La lutte armée a cessé d’être une option viable pour les Palestiniens il y a déjà de nombreuses années. On pourrait même affirmer que les luttes armées telles qu’elles se sont déroulées dans les années 1960 ont pris fin avec la défaite de l’Organisation de libération de la Palestine (OLP), lors de la guerre civile jordanienne de 1970. Après cela, le Fatah s’est orienté vers la recherche d’une solution négociée qui lui permettrait de construire un Etat palestinien distinct aux côtés de l’Etat d’Israël. Les accords d’Oslo de 1993 auraient dû sceller la fin de cette transition et le renoncement définitif des Palestiniens à la lutte armée.
L’une des raisons pour lesquelles des factions palestiniennes ont continué d’y recourir est bien sûr la poursuite de l’occupation militaire israélienne et l’expansion incessante des colonies dans les territoires occupés. Cette réalité, complètement suffocante, à laquelle la communauté internationale a assisté sans réagir, a inévitablement provoqué des violences, comme on l’a vu avec la seconde Intifada.
Je pense cependant que ces violences ont été contre-productives. Elles ont fait le jeu de la droite israélienne. Et elles n’ont pas réussi à mobiliser le peuple palestinien. Dès que les armes ont fait leur apparition, l’immense majorité de la population palestinienne, qui avait participé aux manifestations de masse et aux actions de désobéissance civile de la première Intifada, s’est retrouvée marginalisée.
Le recours à la violence a toutefois servi un autre objectif, celui de la contestation interne. Le Hamas a repris la vieille stratégie du Fatah, consistant à utiliser la lutte armée comme moyen de s’imposer comme le leader national. Mais cela signifiait aussi que le Hamas, à l’instar du Fatah, s’orientait vers la reconnaissance d’Israël et l’acceptation d’une solution à deux Etats. Une mutation qu’il a presque menée à terme, en adoptant en 2017 un nouveau programme politique, moins radical que sa charte fondatrice. Le problème, bien sûr, est que le Hamas a agi beaucoup trop tard et a manqué l’occasion politique des années 1990, période durant laquelle un tel changement aurait été le plus efficace.
Comment le mouvement national palestinien pourrait-il rebondir ?
Il y a eu de nombreuses initiatives, ces derniers mois, parmi les Palestiniens, pour rendre l’OLP plus représentative. Mais ces efforts se résument essentiellement à proposer une nouvelle répartition des sièges et de l’influence entre les factions déjà constitutives de l’OLP, auxquelles se rajouteraient le Hamas et le Jihad islamique palestinien. Je pense que tout cela n’a guère de sens, car ces factions ont cessé d’exister de manière significative sur le terrain.

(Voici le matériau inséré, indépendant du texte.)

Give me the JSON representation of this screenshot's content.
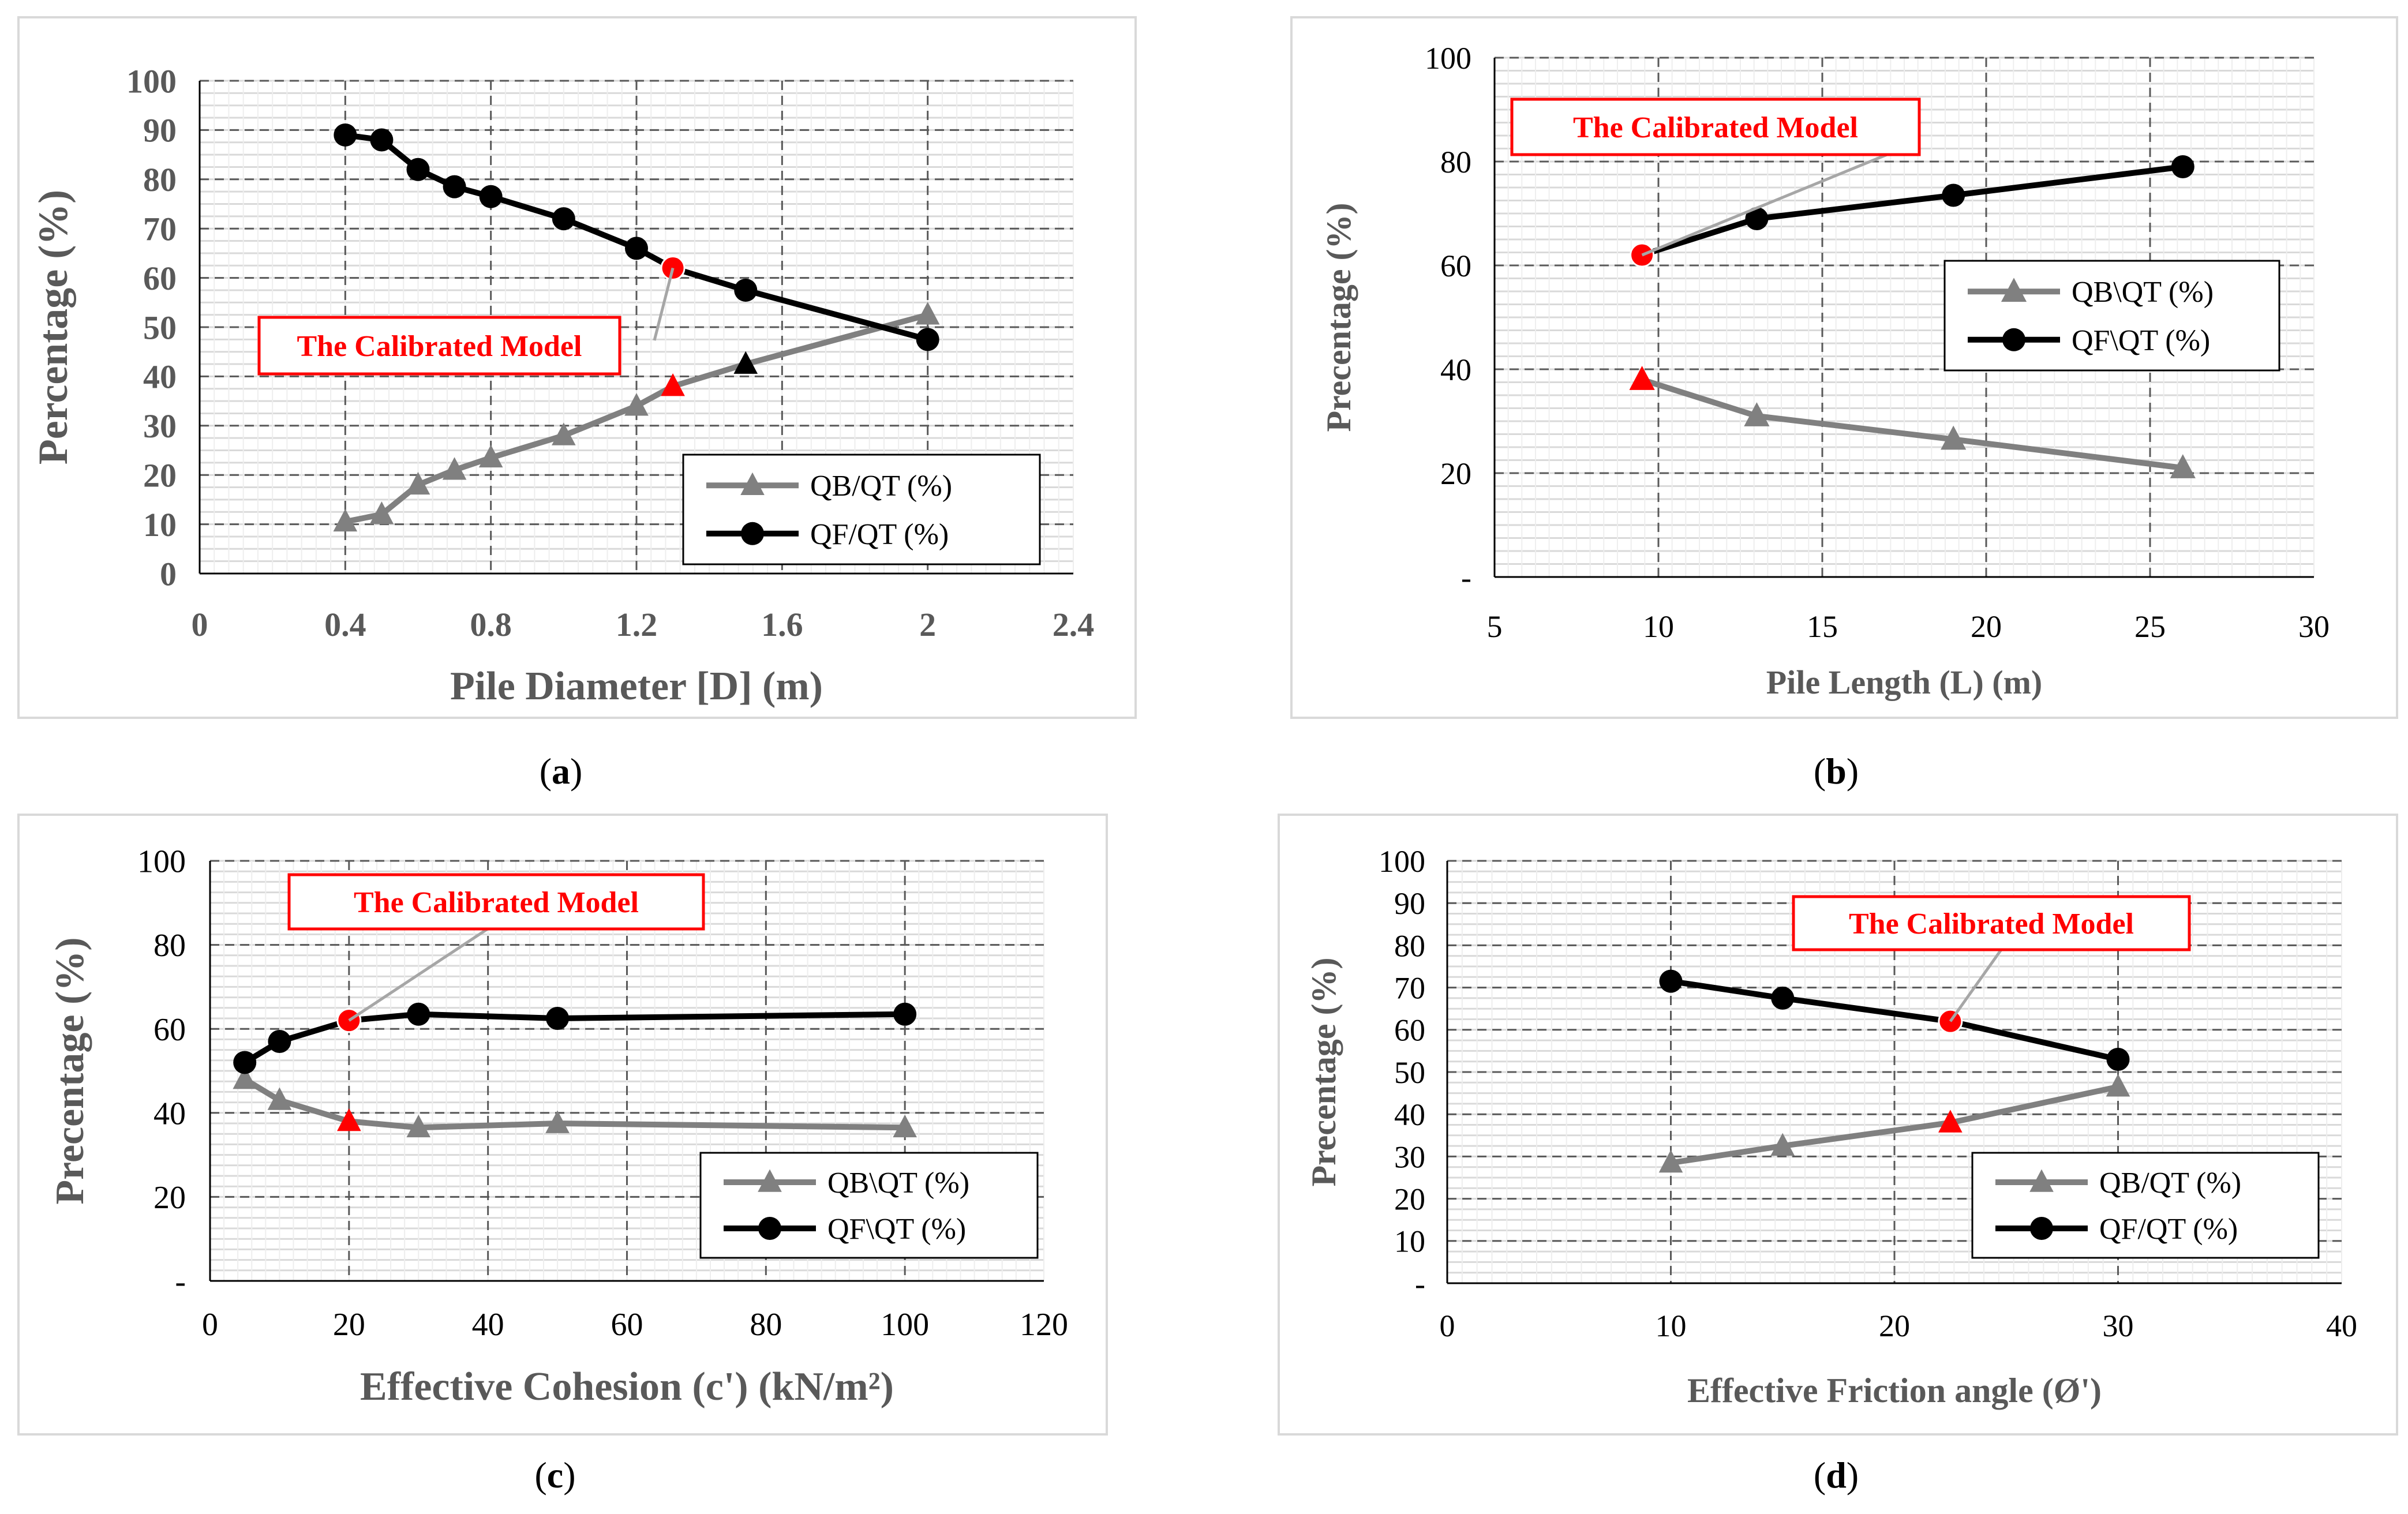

En revanche, si le plan Trump aboutit effectivement à placer Gaza sous tutelle internationale, cela pourrait ouvrir la voie à un renouveau de la vie politique palestinienne et à des élections. Un scrutin que la communauté internationale devra veiller à étendre à la Cisjordanie et à Jérusalem-Est.

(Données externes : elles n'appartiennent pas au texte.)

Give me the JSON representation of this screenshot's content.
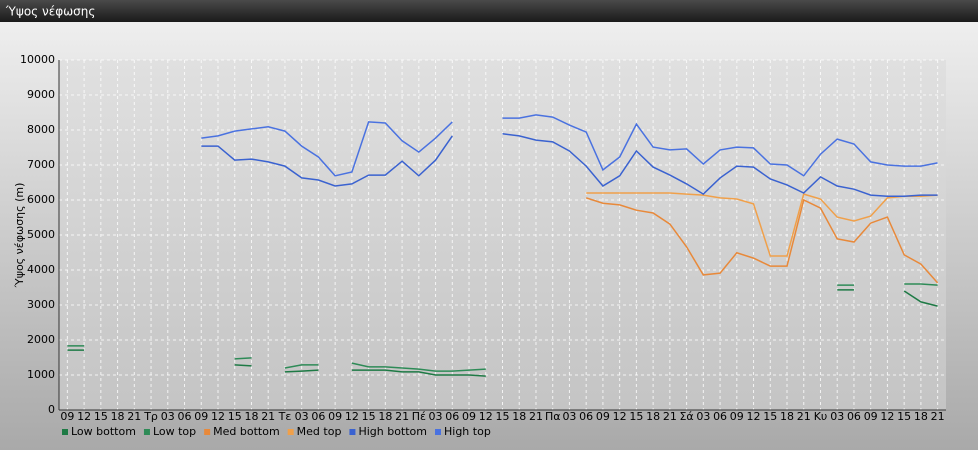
{
  "chart_data": {
    "type": "line",
    "title": "Ύψος νέφωσης",
    "ylabel": "Ύψος νέφωσης (m)",
    "categories": [
      "09",
      "12",
      "15",
      "18",
      "21",
      "Τρ",
      "03",
      "06",
      "09",
      "12",
      "15",
      "18",
      "21",
      "Τε",
      "03",
      "06",
      "09",
      "12",
      "15",
      "18",
      "21",
      "Πέ",
      "03",
      "06",
      "09",
      "12",
      "15",
      "18",
      "21",
      "Πα",
      "03",
      "06",
      "09",
      "12",
      "15",
      "18",
      "21",
      "Σά",
      "03",
      "06",
      "09",
      "12",
      "15",
      "18",
      "21",
      "Κυ",
      "03",
      "06",
      "09",
      "12",
      "15",
      "18",
      "21"
    ],
    "ylim": [
      0,
      10000
    ],
    "yticks": [
      0,
      1000,
      2000,
      3000,
      4000,
      5000,
      6000,
      7000,
      8000,
      9000,
      10000
    ],
    "grid": true,
    "series": [
      {
        "name": "Low bottom",
        "color": "#1e7a45",
        "values": [
          1710,
          1710,
          null,
          null,
          null,
          null,
          null,
          null,
          null,
          null,
          1290,
          1260,
          null,
          1090,
          1110,
          1140,
          null,
          1140,
          1140,
          1140,
          1090,
          1090,
          1000,
          1000,
          1000,
          970,
          null,
          null,
          null,
          null,
          null,
          null,
          null,
          null,
          null,
          null,
          null,
          null,
          null,
          null,
          null,
          null,
          null,
          null,
          null,
          null,
          3430,
          3430,
          null,
          null,
          3400,
          3090,
          2970
        ]
      },
      {
        "name": "Low top",
        "color": "#2e8b57",
        "values": [
          1830,
          1830,
          null,
          null,
          null,
          null,
          null,
          null,
          null,
          null,
          1460,
          1490,
          null,
          1200,
          1290,
          1290,
          null,
          1340,
          1230,
          1230,
          1200,
          1170,
          1110,
          1110,
          1140,
          1170,
          null,
          null,
          null,
          null,
          null,
          null,
          null,
          null,
          null,
          null,
          null,
          null,
          null,
          null,
          null,
          null,
          null,
          null,
          null,
          null,
          3570,
          3570,
          null,
          null,
          3600,
          3600,
          3570
        ]
      },
      {
        "name": "Med bottom",
        "color": "#e8893a",
        "values": [
          null,
          null,
          null,
          null,
          null,
          null,
          null,
          null,
          null,
          null,
          null,
          null,
          null,
          null,
          null,
          null,
          null,
          null,
          null,
          null,
          null,
          null,
          null,
          null,
          null,
          null,
          null,
          null,
          null,
          null,
          null,
          6060,
          5910,
          5860,
          5710,
          5630,
          5310,
          4660,
          3860,
          3910,
          4490,
          4340,
          4110,
          4110,
          6000,
          5770,
          4890,
          4800,
          5340,
          5510,
          4430,
          4170,
          3630
        ]
      },
      {
        "name": "Med top",
        "color": "#f0a04a",
        "values": [
          null,
          null,
          null,
          null,
          null,
          null,
          null,
          null,
          null,
          null,
          null,
          null,
          null,
          null,
          null,
          null,
          null,
          null,
          null,
          null,
          null,
          null,
          null,
          null,
          null,
          null,
          null,
          null,
          null,
          null,
          null,
          6200,
          6200,
          6200,
          6200,
          6200,
          6200,
          6170,
          6140,
          6060,
          6030,
          5890,
          4400,
          4400,
          6170,
          6030,
          5510,
          5400,
          5540,
          6060,
          6110,
          6110,
          6140
        ]
      },
      {
        "name": "High bottom",
        "color": "#3a62d0",
        "values": [
          null,
          null,
          null,
          null,
          null,
          null,
          null,
          null,
          7540,
          7540,
          7140,
          7170,
          7090,
          6970,
          6630,
          6570,
          6400,
          6460,
          6710,
          6710,
          7110,
          6690,
          7140,
          7830,
          null,
          null,
          7890,
          7830,
          7710,
          7660,
          7400,
          6970,
          6400,
          6690,
          7400,
          6940,
          6710,
          6460,
          6170,
          6630,
          6970,
          6940,
          6600,
          6430,
          6200,
          6660,
          6400,
          6310,
          6140,
          6110,
          6110,
          6140,
          6140
        ]
      },
      {
        "name": "High top",
        "color": "#4a72e0",
        "values": [
          null,
          null,
          null,
          null,
          null,
          null,
          null,
          null,
          7770,
          7830,
          7970,
          8030,
          8090,
          7970,
          7540,
          7230,
          6690,
          6800,
          8230,
          8200,
          7690,
          7370,
          7770,
          8230,
          null,
          null,
          8340,
          8340,
          8430,
          8370,
          8140,
          7940,
          6860,
          7230,
          8170,
          7510,
          7430,
          7460,
          7030,
          7430,
          7510,
          7490,
          7030,
          7000,
          6690,
          7310,
          7740,
          7600,
          7090,
          7000,
          6970,
          6970,
          7060
        ]
      }
    ]
  }
}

La destruction de Gaza a fait émerger un nouveau mouvement de solidarité internationale avec la Palestine. Comment les Palestiniens peuvent-ils profiter de cette nouvelle donne ?
La responsabilité du mouvement de solidarité et des Etats qui ont reconnu la Palestine est de tirer le meilleur parti possible de toutes les ouvertures qui pourraient découler du plan Trump. Si la bande de Gaza est abandonnée à elle-même, à l’état de ruines, dévastée et brutalisée, avec quelques injections d’argent ici et là, l’avenir sera encore plus sombre qu’il ne l’est aujourd’hui.

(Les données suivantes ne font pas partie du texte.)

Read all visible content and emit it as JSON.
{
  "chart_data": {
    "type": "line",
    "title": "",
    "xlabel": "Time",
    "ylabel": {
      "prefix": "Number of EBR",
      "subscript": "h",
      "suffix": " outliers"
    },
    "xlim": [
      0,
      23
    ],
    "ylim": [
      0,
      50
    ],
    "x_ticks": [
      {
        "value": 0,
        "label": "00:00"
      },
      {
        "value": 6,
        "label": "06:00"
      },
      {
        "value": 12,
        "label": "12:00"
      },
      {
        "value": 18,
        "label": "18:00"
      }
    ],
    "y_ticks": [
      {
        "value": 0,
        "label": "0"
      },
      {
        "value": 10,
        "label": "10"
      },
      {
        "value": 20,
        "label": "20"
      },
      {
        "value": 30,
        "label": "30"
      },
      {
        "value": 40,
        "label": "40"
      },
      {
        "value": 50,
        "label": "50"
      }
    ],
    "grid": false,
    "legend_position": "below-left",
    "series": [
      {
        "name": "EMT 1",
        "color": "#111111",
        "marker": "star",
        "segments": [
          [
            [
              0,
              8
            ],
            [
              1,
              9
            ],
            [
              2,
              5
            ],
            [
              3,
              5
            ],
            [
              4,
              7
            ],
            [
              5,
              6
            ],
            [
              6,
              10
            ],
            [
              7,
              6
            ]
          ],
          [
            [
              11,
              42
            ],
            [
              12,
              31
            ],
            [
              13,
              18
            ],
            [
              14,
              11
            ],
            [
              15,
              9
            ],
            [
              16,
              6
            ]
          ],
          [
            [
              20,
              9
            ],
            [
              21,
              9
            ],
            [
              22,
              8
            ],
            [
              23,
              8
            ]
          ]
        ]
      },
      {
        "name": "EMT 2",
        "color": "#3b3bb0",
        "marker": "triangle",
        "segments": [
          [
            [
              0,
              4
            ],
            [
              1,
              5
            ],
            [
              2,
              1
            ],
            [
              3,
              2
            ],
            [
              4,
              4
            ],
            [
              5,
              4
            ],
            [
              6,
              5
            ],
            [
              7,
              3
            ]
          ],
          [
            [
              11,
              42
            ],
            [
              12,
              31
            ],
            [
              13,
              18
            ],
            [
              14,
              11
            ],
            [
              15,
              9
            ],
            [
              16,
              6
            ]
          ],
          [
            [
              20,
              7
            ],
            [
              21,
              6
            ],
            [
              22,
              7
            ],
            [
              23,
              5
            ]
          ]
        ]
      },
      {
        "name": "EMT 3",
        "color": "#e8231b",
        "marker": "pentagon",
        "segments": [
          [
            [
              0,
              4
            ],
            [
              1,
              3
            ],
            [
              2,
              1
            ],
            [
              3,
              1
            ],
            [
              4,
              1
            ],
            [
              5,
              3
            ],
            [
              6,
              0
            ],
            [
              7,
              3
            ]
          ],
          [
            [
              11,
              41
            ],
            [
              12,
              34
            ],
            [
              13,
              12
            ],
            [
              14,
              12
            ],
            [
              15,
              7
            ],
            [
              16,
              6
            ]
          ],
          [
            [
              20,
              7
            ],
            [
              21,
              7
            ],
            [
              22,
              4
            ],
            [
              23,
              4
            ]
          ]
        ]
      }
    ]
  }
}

Les soutiens de la Palestine devront aussi veiller à ne pas perdre de vue la Cisjordanie, où un millier de Palestiniens ont été tués, durant les deux années passées, par l’armée et les colons israéliens. Là comme à Gaza, Israël cherche à déplacer les Palestiniens, à les entasser dans de minuscules ghettos, ou à les expulser, dans le but d’annexer, in fine, ce territoire. C’est pour cela que la pression internationale sur Israël ne doit pas retomber. Le mouvement de solidarité est mobilisé. La question est de savoir si les 140 et quelques gouvernements qui ont adopté, début septembre, à l’initiative de Paris et de Riyad, la « déclaration de New York », favorable à la création d’un Etat palestinien, sauront se hisser, eux aussi, à la hauteur de ces enjeux.